OPINIÃO | O medo como ferramenta de poder: quando a política silencia a comunidade, por Dario Ambrósio

No concelho da Calheta, como em tantas outras terras dos Açores, quase todos se conhecem. Crescemos juntos, partilhamos histórias, cruzamo-nos todos os dias por aqui e por ali. É essa proximidade que faz a riqueza das comunidades pequenas, mas também é essa intimidade que torna o impacto da política do medo ainda mais profundo e difícil de combater.
Nos últimos tempos, tem-se tornado visível, embora poucos o digam em voz alta, o uso do medo como arma silenciosa. Medo de perder o emprego. Medo de ver a família prejudicada. Medo de integrar listas partidárias. Medo de ser malvisto, excluído ou ridicularizado. Muitas vezes, basta alguém ousar ter uma opinião diferente da corrente dominante ou simplesmente fazer perguntas incómodas para sentir esse peso.
No concelho da Calheta, como noutros locais insulares, há uma ideia persistente de que “não vale a pena falar” ou “é melhor ficar quieto para não arranjar problemas”. Esta resignação instala-se como nevoeiro: não se vê, mas sente-se. Silencia projetos, ideias e críticas que poderiam enriquecer a vida pública e o futuro do concelho. E assim se perpetua um ciclo onde poucos mandam, muitos se calam e o progresso verdadeiro, o que nasce do debate e da participação, fica adiado.
Gostaria de deixar bem claro que, para mim, a política, em si, é algo fantástico. É uma das mais nobres formas de servir o bem comum. Quando bem praticada, transforma vidas, resolve problemas, aproxima as pessoas daquilo que verdadeiramente importa. O problema não está na política, mas sim nas pessoas, em quem a usa para fins pessoais, como instrumento de pressão ou manipulação. Infelizmente, este não é um mal exclusivo só de um partido político, pois existe, em maior ou menor grau, um pouco por todo o lado.

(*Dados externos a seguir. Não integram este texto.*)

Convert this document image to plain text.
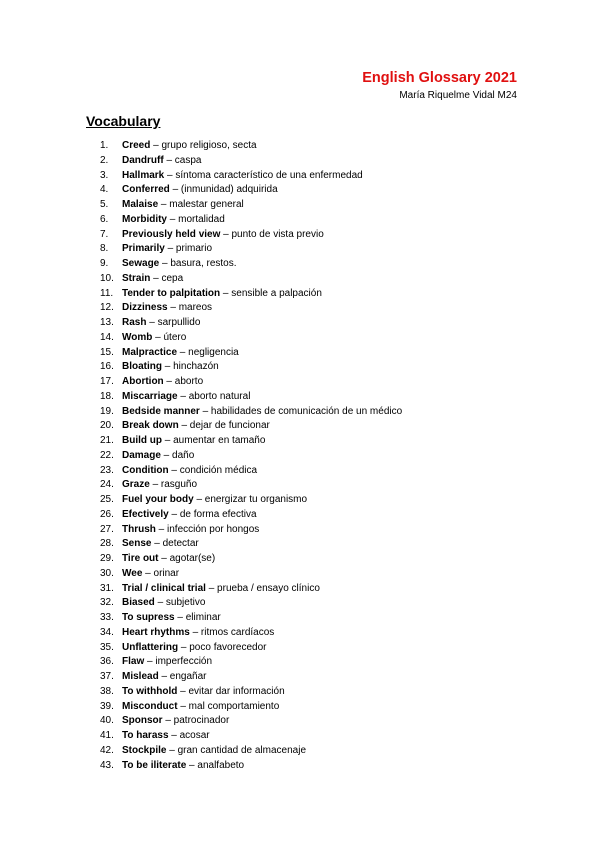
English Glossary 2021
María Riquelme Vidal M24
Vocabulary
1. Creed – grupo religioso, secta
2. Dandruff – caspa
3. Hallmark – síntoma característico de una enfermedad
4. Conferred – (inmunidad) adquirida
5. Malaise – malestar general
6. Morbidity – mortalidad
7. Previously held view – punto de vista previo
8. Primarily – primario
9. Sewage – basura, restos.
10. Strain – cepa
11. Tender to palpitation – sensible a palpación
12. Dizziness – mareos
13. Rash – sarpullido
14. Womb – útero
15. Malpractice – negligencia
16. Bloating – hinchazón
17. Abortion – aborto
18. Miscarriage – aborto natural
19. Bedside manner – habilidades de comunicación de un médico
20. Break down – dejar de funcionar
21. Build up – aumentar en tamaño
22. Damage – daño
23. Condition – condición médica
24. Graze – rasguño
25. Fuel your body – energizar tu organismo
26. Efectively – de forma efectiva
27. Thrush – infección por hongos
28. Sense – detectar
29. Tire out – agotar(se)
30. Wee – orinar
31. Trial / clinical trial – prueba / ensayo clínico
32. Biased – subjetivo
33. To supress – eliminar
34. Heart rhythms – ritmos cardíacos
35. Unflattering – poco favorecedor
36. Flaw – imperfección
37. Mislead – engañar
38. To withhold – evitar dar información
39. Misconduct – mal comportamiento
40. Sponsor – patrocinador
41. To harass – acosar
42. Stockpile – gran cantidad de almacenaje
43. To be iliterate – analfabeto
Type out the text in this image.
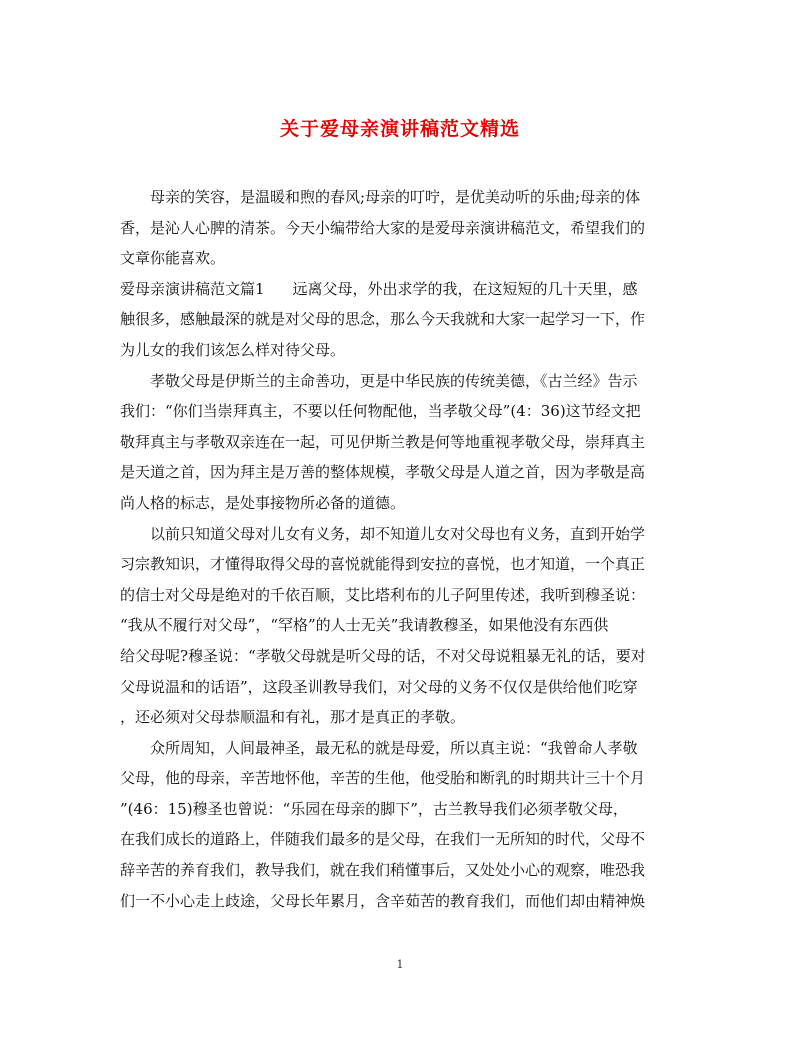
关于爱母亲演讲稿范文精选
母亲的笑容，是温暖和煦的春风;母亲的叮咛，是优美动听的乐曲;母亲的体
香，是沁人心脾的清茶。今天小编带给大家的是爱母亲演讲稿范文，希望我们的
文章你能喜欢。
爱母亲演讲稿范文篇1 远离父母，外出求学的我，在这短短的几十天里，感
触很多，感触最深的就是对父母的思念，那么今天我就和大家一起学习一下，作
为儿女的我们该怎么样对待父母。
孝敬父母是伊斯兰的主命善功，更是中华民族的传统美德，《古兰经》告示
我们：“你们当崇拜真主，不要以任何物配他，当孝敬父母”(4：36)这节经文把
敬拜真主与孝敬双亲连在一起，可见伊斯兰教是何等地重视孝敬父母，崇拜真主
是天道之首，因为拜主是万善的整体规模，孝敬父母是人道之首，因为孝敬是高
尚人格的标志，是处事接物所必备的道德。
以前只知道父母对儿女有义务，却不知道儿女对父母也有义务，直到开始学
习宗教知识，才懂得取得父母的喜悦就能得到安拉的喜悦，也才知道，一个真正
的信士对父母是绝对的千依百顺，艾比塔利布的儿子阿里传述，我听到穆圣说：
“我从不履行对父母”，“罕格”的人士无关”我请教穆圣，如果他没有东西供
给父母呢?穆圣说：“孝敬父母就是听父母的话，不对父母说粗暴无礼的话，要对
父母说温和的话语”，这段圣训教导我们，对父母的义务不仅仅是供给他们吃穿
，还必须对父母恭顺温和有礼，那才是真正的孝敬。
众所周知，人间最神圣，最无私的就是母爱，所以真主说：“我曾命人孝敬
父母，他的母亲，辛苦地怀他，辛苦的生他，他受胎和断乳的时期共计三十个月
”(46：15)穆圣也曾说：“乐园在母亲的脚下”，古兰教导我们必须孝敬父母，
在我们成长的道路上，伴随我们最多的是父母，在我们一无所知的时代，父母不
辞辛苦的养育我们，教导我们，就在我们稍懂事后，又处处小心的观察，唯恐我
们一不小心走上歧途，父母长年累月，含辛茹苦的教育我们，而他们却由精神焕
1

E para perceber como este clima de medo se alimenta, partilho um episódio que vivi pessoalmente. Em 2021, fui abordado por um alto responsável do PSD Calheta, numa conversa que, apesar do aparente tom amigável, assumiu contornos de chantagem política. Tentou condicionar a minha decisão de me candidatar pelo PS à Câmara Municipal da Calheta nesse ano, deixando claro que a manutenção do cargo público que então ocupava nas Obras Públicas dependeria da minha obediência e do meu silêncio, apesar do próprio ter reconhecido que eu estava a realizar um bom trabalho nessa função. Chegou mesmo a ser sugerida, ainda que como hipótese, a possibilidade de eu vir a ser candidato pelo seu partido em 2025, mas apenas se aceitasse alinhar nesse jogo de bastidores.
Não aceitei. Porque acredito que a política deve ser feita com verdade, com convicções e, acima de tudo, com liberdade. A consequência foi clara: alguns meses depois fui exonerado do cargo que exercia.
O que me foi dito naquela altura é apenas um exemplo, infelizmente não isolado, de como se tenta manipular vontades e manobrar decisões. São práticas como estas que afetam a confiança dos cidadãos, desacreditam a política e afastam da participação cívica muitas pessoas com capacidade e competência.
Esta cultura do medo não se expressa só em palavras. Está nos silêncios cúmplices, nos favores trocados, nas oportunidades que surgem apenas para quem “alinha”. Está no uso das instituições para recompensar os obedientes e castigar os que pensam de forma livre. Quem ousa questionar o estado das coisas é rapidamente rotulado como “do contra”, “agitador” ou até “inimigo da terra”.
Mas será isso justo? Será esse o espírito que queremos para o concelho da Calheta, uma terra com história, cultura, potencial e, acima de tudo, gente com valor? O medo não pode continuar a ser o cimento da nossa política. Precisamos de líderes éticos, de cidadãos ativos e de uma comunidade que valorize o respeito pelas diferenças.
Se queremos um concelho com futuro, temos de abandonar a ideia de que é perigoso pensar diferente. Precisamos de espaços onde todos possam falar, sem receio e sem represálias. O concelho da Calheta não pode ser gerido como um clube fechado ou um sistema de recompensas pessoais. O concelho da Calheta é de todos, e só com todos se constrói. Está nas mãos da população, mesmo que pareça difícil, começar a quebrar este ciclo. O medo só vence quando o deixamos crescer no silêncio. Mas uma comunidade que escolhe falar, mesmo a medo, é uma comunidade que começa a ganhar voz. E é essa voz, plural e livre, que poderá restaurar a política como aquilo que ela deve ser: um serviço nobre ao bem comum.
Unidos, seremos sempre mais fortes, e só na união poderemos finalmente quebrar este ciclo.